Season n’offrira aux joueurs que ce qu’ils sont prêts à mettre en lui. C’est déjà beaucoup pour une création aussi cabossée. En janvier 2021, quelques mois après le scandale Ubisoft, Scavengers Studio manquait d’imploser lorsque son cofondateur se trouvait accusé d’agression sexuelle et de comportements très déplacés par plusieurs salariées et ex-employées. Si l’on ne sait presque rien de la vie de la petite structure montréalaise après le départ de son game director, on a longtemps pensé que Season ne verrait pas le jour.

Et le jeu fini est loin d’être parfait.
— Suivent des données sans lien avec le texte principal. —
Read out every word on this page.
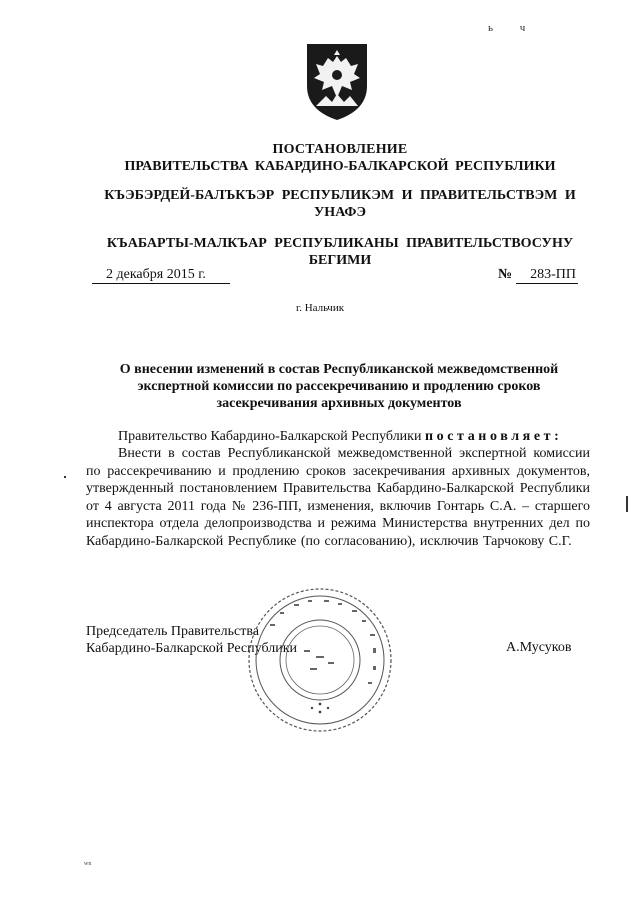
ь ч
ПОСТАНОВЛЕНИЕ
ПРАВИТЕЛЬСТВА КАБАРДИНО-БАЛКАРСКОЙ РЕСПУБЛИКИ
КЪЭБЭРДЕЙ-БАЛЪКЪЭР РЕСПУБЛИКЭМ И ПРАВИТЕЛЬСТВЭМ И УНАФЭ
КЪАБАРТЫ-МАЛКЪАР РЕСПУБЛИКАНЫ ПРАВИТЕЛЬСТВОСУНУ БЕГИМИ
2 декабря 2015 г.	№	283-ПП
г. Нальчик
О внесении изменений в состав Республиканской межведомственной экспертной комиссии по рассекречиванию и продлению сроков засекречивания архивных документов
Правительство Кабардино-Балкарской Республики постановляет:

Внести в состав Республиканской межведомственной экспертной комиссии по рассекречиванию и продлению сроков засекречивания архивных документов, утвержденный постановлением Правительства Кабардино-Балкарской Республики от 4 августа 2011 года № 236-ПП, изменения, включив Гонтарь С.А. – старшего инспектора отдела делопроизводства и режима Министерства внутренних дел по Кабардино-Балкарской Республике (по согласованию), исключив Тарчокову С.Г.

Председатель Правительства
Кабардино-Балкарской Республики	А.Мусуков
wn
Séduisante sur le papier, l’idée de capturer les sons s’avère peu pratique et peu plaisante, tant et si bien qu’on l’oublie rapidement. Si l’on peut passer outre les soucis d’optimisation rencontrés sur la version test (des affichages souvent capricieux, qui pour beaucoup suffiraient à gâcher l’expérience), on regrette surtout le manque d’ampleur de l’univers qu’il donne à visiter. Pas qu’on s’attendait à ce qu’une équipe d’une trentaine de personnes façonne un monde aussi vaste que les open world des multinationales du jeu vidéo, mais Season a un goût de trop peu. Comme s’il ne faisait qu’esquisser les contours de ce qui aurait pu être un grand jeu.

Season - A letter to the future, de Scavengers Studio. Sur Playstation et PC.